The privately held Santa Clara, California-based company said it obtained a $725 million loan, which was underwritten by Citibank, to fund its operations during the filing. Subject to Court approval, the financing, combined with the Avaya’s cash from operations, is expected to provide sufficient liquidity during the Chapter 11 case to support its continuing business operations and minimise the disruption to its customers, partners and employees.
The company said it will not sell its contact centre business. As part of Avaya’s plan to address its capital structure, it evaluated expressions of interest in various assets.
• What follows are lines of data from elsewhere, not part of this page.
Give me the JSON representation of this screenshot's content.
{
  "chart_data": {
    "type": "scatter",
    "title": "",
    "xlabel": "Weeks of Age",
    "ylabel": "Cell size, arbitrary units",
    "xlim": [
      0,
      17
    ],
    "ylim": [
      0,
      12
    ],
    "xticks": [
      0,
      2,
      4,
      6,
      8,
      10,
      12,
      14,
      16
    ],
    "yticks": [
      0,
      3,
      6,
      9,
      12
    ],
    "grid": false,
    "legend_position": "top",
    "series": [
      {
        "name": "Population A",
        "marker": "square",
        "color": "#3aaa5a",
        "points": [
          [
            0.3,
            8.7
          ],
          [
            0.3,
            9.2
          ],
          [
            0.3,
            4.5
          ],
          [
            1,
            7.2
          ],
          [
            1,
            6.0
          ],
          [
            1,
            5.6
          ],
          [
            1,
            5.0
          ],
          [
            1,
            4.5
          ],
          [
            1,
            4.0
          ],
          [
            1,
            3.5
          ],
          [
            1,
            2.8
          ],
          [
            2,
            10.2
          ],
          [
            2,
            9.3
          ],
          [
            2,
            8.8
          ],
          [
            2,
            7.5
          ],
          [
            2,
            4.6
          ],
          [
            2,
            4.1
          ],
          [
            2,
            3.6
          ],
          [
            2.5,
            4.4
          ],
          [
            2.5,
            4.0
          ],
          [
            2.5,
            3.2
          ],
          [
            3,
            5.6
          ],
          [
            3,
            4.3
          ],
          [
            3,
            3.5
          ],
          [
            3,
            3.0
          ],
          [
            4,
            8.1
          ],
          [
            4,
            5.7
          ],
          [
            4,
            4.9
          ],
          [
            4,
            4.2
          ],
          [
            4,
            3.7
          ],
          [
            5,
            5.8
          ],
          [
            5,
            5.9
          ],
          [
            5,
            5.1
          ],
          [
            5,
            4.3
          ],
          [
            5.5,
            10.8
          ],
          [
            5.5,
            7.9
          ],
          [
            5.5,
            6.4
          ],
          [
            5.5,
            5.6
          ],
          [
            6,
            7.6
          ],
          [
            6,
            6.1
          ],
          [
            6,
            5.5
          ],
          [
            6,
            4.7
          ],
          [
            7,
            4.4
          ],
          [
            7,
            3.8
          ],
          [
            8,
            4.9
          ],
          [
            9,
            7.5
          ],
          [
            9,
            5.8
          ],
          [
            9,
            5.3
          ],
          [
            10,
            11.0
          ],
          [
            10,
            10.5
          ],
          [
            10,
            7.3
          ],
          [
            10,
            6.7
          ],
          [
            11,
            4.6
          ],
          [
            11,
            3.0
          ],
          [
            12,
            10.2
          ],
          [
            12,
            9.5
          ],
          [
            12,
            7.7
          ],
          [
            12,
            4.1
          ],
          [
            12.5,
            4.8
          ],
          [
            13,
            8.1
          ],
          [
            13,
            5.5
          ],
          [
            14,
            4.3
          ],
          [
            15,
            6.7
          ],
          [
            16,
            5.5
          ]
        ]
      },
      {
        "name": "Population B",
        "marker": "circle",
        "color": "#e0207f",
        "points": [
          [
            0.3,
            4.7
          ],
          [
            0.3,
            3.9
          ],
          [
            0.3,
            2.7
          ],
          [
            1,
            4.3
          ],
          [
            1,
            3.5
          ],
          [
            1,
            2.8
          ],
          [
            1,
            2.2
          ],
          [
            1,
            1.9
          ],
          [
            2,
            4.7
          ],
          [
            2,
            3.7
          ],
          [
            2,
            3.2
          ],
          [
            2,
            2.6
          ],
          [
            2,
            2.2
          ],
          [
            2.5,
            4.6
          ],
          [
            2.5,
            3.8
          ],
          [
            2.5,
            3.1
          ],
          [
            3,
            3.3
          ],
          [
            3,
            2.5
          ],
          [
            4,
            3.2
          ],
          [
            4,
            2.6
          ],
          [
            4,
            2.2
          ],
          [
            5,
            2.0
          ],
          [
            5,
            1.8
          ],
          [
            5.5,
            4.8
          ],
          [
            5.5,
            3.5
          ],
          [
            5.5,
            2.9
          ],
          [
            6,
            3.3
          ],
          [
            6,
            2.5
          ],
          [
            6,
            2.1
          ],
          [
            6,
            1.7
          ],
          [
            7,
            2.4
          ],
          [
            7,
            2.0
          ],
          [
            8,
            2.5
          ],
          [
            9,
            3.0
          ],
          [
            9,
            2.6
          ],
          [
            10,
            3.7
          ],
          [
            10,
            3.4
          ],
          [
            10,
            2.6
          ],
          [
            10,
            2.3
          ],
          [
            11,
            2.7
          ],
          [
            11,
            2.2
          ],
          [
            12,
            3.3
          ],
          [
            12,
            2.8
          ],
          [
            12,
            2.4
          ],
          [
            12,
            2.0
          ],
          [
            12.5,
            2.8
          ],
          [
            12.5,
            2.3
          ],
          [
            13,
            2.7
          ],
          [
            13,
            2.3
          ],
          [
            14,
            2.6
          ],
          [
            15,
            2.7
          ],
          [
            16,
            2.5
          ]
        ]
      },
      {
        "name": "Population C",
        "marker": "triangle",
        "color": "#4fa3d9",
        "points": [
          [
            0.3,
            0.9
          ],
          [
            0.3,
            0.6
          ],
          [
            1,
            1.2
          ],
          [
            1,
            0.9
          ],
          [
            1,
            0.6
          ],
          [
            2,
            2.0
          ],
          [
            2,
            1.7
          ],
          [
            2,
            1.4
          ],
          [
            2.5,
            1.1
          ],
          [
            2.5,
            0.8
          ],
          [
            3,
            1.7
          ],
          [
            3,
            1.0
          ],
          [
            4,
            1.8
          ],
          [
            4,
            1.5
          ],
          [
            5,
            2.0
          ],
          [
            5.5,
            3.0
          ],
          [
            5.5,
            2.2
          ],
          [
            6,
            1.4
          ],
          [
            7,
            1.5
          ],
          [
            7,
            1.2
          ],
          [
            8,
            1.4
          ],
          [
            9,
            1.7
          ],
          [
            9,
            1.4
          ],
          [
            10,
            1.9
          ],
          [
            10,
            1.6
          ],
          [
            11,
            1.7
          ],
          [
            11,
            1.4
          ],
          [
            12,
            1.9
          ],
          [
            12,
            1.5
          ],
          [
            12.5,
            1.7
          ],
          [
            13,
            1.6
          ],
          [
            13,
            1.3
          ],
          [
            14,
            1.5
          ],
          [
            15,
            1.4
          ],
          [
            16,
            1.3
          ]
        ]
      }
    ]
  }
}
However, after discussions with its financial and legal advisers, the board of directors determined that focusing on Avaya’s debt structure was paramount and a sale of the contact centre business would not maximise value for customers and stakeholders.
“This is a critical step in our ongoing transformation to a successful software and services business. Avaya’s current capital structure is over 10 years old and was put in place to support our business model as a hardware-focused company, which has evolved significantly since that time. Now, as a result of the terms of Avaya’s debt obligations and the upcoming debt maturities, we need to recapitalise the Company,” said Kennedy.
The Avaya CEO underlined that “the business is performing well,” and that they are confident this process will enable them to “emerge stronger than ever.”
He also mentioned that the move is a reflection of Avaya’s debt structure and not the strength of its operations or business model.
Avaya’s foreign affiliates are not included in the filing and will continue normal operations, according to the company.
Nidal Abou-ltaif, President, Avaya International, said, “For Avaya’s Middle East and Africa operations we expect to continue business as usual – and to build on the success we achieved in 2016. As the FY2016 results announcement underlines, operational performance continues to remain strong, reflecting the strength of our technology portfolio. 2016 was a year of innovation for Avaya, with 16 major solution launches, a company record. Avaya had many highlights across the region, reporting double-digit growth for our networking business and adding major new customers in the real estate and oil and gas sectors. We also saw significant interest in our cloud business, with many customers looking at our cloud service offerings.”